Gelecek? - Henüz bir şey bilmiyorum. Bakalım ne olacak, diyor. Cumartesi gününün Ekstraklasa sezonunun son maçı olması nedeniyle bu konuyu en kısa sürede çözmek istediğini de sözlerine ekledi. Lechia'nın çalışanlarına kalsa Carver kesinlikle kulüpte kalırdı, herkes onunla çalışmaktan övgüyle bahsediyor. Gdansk'taki yaşamı da yeterince övemiyor.

– Deniz kenarında oturuyorum, plaja 200 metre uzaklıktayım ve orası çok güzel. Şehrin pek bir yerini göremedim, belki birkaç kez dışarıda yemeğe çıktım, hepsi bu. Ama bir gün bütün günümü bir tarih müzesinde geçirdim ve II. Dünya Savaşı hakkında daha önce hiçbir fikrim olmayan birçok şey öğrendim. Harika bir deneyimdi. İngiltere'den çok sayıda insan beni ziyarete geldi. Herkes çok mutluydu ve çok güzel vakit geçirdiklerini söylüyorlardı. Buradaki insanlar bana karşı çok iyiler, bu benim için önemliydi çünkü Polonya'da yalnızım, eşim yok, diyor.
Michał Probierz, John Carver'ı golf maçına davet ettiPolonya'da yarım yıl kadar çalışması Carver'ın ülkemizde tanınması için yeterli oldu. Sezonun tamamında çalışmamasına rağmen, Ekstraklasa sezonun teknik direktörü ödülüne aday gösterildi.
– Çok şaşırdım. Muhtemelen takımın nasıl oynadığını, transfer yasağını ve genç kadroyu göz önünde bulundurarak bunu yaptılar.
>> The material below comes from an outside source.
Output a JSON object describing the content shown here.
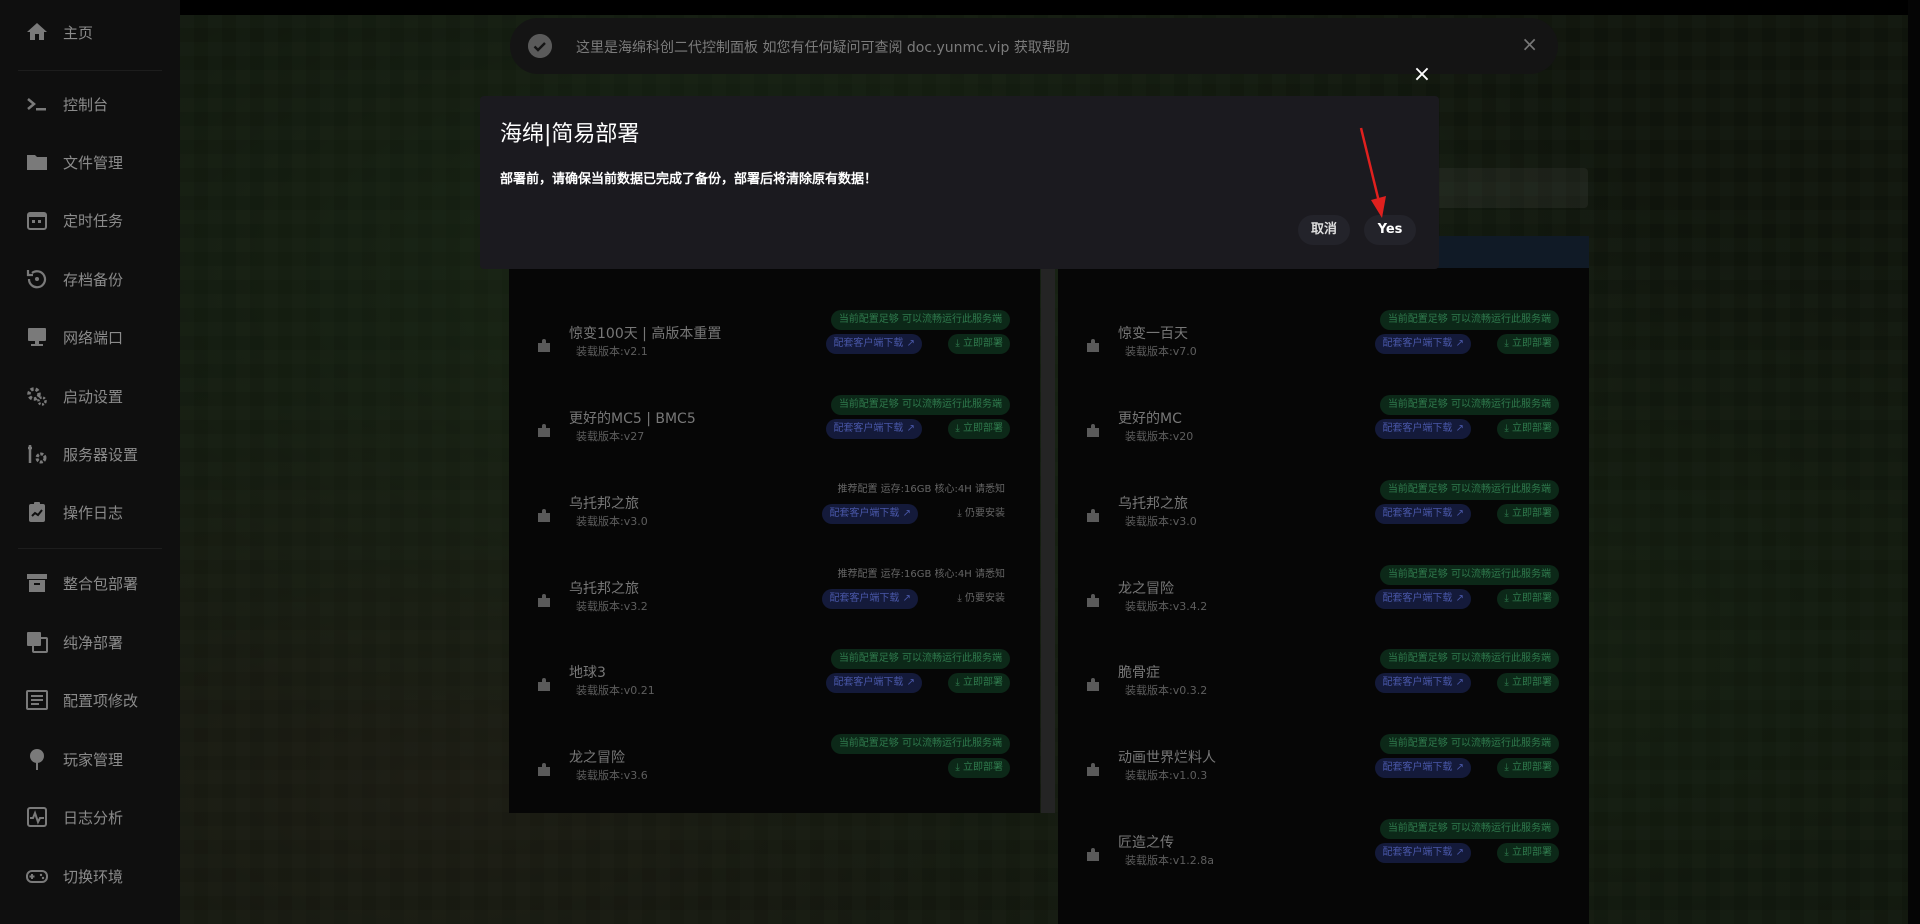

Tanınmak harika, ancak şunu tekrarlamak istiyorum: Bu sadece benim için değil, tüm meslektaşlarım için bir adaylıktır" diyor.
Teorik olarak ödül alabileceği Ekstraklasa Galası'na katılmayacak. Sezonun bitmesinden sonraki gün, pazar günü, bir arkadaşının yazar gecesine daveti üzerine Newcastle'a geri dönüyor. – Etkinlik benim için önemli. O benim arkadaşım, onun yanında olmalıyım, diye savunuyor.
Polonya'ya dönüp dönmeyeceği bilinmiyor. Peki Lechia'nın yeni sezon hazırlıkları olmasa bile, en azından Polonya Milli Takımı Teknik Direktörü Michał Probierz'in daveti üzerine oynanan golf maçına ne demeli?